Better Than a Donkey's Head!By Rabbi Jack Abramowitz
Elisha said “Listen up! At this time tomorrow, a single shekel will buy a seah of flour or two seah of barley!” (A seah is a measure between three and four gallons. Contrast this with the previous chapter in which a half gallon container of pigeon dung for fuel cost five silver pieces and a donkey’s head cost eighty silver pieces!) One of the king’s officers mocked this prophecy, saying, “Even if G-d opened windows in the sky, could such a thing happen?” Elisha replied, “You will see it, but you will not benefit from it.”
There were four lepers outside the city gates. (Traditionally these were Gechazi and his sons – see Talmud Sotah 47a.) They said, “Why sit here until we starve to death?
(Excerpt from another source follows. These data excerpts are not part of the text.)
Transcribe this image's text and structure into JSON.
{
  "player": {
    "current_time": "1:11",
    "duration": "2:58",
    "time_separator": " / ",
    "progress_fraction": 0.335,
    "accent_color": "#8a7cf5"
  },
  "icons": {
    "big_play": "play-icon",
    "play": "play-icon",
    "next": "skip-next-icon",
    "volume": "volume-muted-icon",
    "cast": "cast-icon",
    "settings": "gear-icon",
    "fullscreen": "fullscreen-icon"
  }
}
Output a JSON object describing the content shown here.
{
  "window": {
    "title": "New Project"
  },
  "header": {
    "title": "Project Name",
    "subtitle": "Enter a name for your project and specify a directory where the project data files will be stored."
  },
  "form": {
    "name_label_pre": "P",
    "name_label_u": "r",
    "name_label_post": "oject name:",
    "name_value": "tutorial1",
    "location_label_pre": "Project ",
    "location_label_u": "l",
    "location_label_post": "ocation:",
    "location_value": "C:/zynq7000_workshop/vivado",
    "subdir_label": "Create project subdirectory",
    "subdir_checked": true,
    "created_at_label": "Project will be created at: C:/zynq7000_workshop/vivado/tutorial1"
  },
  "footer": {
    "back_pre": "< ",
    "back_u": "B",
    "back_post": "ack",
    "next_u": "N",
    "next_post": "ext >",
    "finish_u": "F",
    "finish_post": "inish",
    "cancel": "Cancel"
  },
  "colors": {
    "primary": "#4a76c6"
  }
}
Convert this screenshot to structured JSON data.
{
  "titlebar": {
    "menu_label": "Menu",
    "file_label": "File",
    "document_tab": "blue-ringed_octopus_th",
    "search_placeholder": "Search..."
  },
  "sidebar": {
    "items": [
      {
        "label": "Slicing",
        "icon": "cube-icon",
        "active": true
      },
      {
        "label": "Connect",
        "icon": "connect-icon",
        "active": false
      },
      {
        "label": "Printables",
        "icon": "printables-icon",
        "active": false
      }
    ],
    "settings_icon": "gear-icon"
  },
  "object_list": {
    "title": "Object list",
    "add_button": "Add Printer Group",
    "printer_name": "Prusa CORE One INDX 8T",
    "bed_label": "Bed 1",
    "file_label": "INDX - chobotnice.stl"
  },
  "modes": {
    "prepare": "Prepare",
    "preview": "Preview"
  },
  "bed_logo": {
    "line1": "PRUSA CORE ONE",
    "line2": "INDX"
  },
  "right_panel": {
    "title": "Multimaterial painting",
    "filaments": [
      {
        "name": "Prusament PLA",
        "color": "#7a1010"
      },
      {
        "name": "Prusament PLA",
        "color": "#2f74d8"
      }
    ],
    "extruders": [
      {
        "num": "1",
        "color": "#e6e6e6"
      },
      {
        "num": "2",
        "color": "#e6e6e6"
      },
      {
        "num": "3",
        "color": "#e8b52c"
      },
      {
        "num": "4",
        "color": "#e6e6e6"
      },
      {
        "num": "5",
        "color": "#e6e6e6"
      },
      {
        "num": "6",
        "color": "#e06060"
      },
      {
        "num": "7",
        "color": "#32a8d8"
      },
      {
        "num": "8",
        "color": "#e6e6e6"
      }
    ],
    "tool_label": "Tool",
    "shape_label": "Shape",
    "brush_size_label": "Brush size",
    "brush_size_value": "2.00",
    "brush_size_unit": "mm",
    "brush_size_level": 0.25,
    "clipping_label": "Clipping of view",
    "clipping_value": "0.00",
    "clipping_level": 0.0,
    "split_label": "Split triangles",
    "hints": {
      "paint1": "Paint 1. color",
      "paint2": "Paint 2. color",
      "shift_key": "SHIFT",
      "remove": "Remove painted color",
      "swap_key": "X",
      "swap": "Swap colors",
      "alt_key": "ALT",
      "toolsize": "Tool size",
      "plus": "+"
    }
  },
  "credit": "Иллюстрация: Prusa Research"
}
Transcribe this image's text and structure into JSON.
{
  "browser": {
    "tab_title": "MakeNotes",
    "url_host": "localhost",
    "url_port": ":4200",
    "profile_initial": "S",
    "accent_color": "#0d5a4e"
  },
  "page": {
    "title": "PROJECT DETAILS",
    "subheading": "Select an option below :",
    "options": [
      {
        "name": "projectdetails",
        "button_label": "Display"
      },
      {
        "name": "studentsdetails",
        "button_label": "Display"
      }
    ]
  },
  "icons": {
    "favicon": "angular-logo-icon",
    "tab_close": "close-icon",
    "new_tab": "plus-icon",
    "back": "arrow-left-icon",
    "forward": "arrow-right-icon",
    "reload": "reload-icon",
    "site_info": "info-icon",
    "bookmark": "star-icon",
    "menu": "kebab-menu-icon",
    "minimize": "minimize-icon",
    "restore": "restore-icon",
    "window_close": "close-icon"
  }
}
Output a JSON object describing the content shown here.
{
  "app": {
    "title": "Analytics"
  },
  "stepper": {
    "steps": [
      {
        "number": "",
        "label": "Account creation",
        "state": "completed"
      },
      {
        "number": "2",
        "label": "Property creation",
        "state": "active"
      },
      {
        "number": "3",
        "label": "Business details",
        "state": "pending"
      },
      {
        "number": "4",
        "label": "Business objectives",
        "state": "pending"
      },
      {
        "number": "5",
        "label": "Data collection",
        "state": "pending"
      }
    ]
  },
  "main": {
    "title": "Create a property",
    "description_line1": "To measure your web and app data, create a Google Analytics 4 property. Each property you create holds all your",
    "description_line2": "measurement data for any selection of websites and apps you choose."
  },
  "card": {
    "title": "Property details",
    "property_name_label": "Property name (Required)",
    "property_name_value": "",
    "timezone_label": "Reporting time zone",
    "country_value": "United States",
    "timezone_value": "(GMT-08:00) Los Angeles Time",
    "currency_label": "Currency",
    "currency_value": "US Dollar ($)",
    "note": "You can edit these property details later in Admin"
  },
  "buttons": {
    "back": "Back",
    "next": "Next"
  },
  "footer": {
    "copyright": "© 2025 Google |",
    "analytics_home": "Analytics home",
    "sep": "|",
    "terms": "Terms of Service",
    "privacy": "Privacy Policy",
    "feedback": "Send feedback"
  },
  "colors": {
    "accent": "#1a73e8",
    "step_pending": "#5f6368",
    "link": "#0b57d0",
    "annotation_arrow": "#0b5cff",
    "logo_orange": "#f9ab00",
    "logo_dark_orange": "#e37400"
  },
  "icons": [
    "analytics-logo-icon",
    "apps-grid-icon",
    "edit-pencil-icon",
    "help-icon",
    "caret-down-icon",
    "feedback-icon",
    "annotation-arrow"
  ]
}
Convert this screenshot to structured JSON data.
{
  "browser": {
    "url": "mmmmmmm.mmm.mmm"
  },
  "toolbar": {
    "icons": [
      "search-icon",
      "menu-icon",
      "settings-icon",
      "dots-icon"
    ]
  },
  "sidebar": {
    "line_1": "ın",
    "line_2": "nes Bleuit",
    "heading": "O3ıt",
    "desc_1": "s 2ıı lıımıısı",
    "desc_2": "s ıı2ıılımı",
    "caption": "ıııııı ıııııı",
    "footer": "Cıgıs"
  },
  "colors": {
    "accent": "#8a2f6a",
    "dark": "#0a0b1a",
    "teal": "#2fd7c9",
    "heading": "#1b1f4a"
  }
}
Let’s go to the camp of Aram – they’ll either save us or kill us quickly.” They entered the camp at twilight and found it empty. G-d had caused the army of Aram to hear the sound of a great invading force and they had run away. The lepers ate and drank and helped themselves to valuables, which they hid. (You know: typical Gechazi behavior.) Then one of them said, “You know, it’s only a matter of time before people find out about this. We should go and report it so we don’t get in trouble.” They went and reported it to the authorities. Yehoram suspected a trap. “They’re hiding. They’re waiting for us to come for food, then they’ll ambush us.” So, they sent two horsemen to check it out. The soldiers followed the tracks of the army of Aram all the way to the Jordan; they found the way littered with equipment that Aram had discarded in their haste to escape. They reported to the king that things were indeed as they seemed. The people looted the camp of Aram and, sure enough, a seah of flour and two seah of barley went for a shekel each.
The officer who mocked the prophecy was assigned duty at the gate and was trampled by the people in their haste for food. As Elisha said, he saw the prophecy come true, but he did not live long enough to enjoy it himself.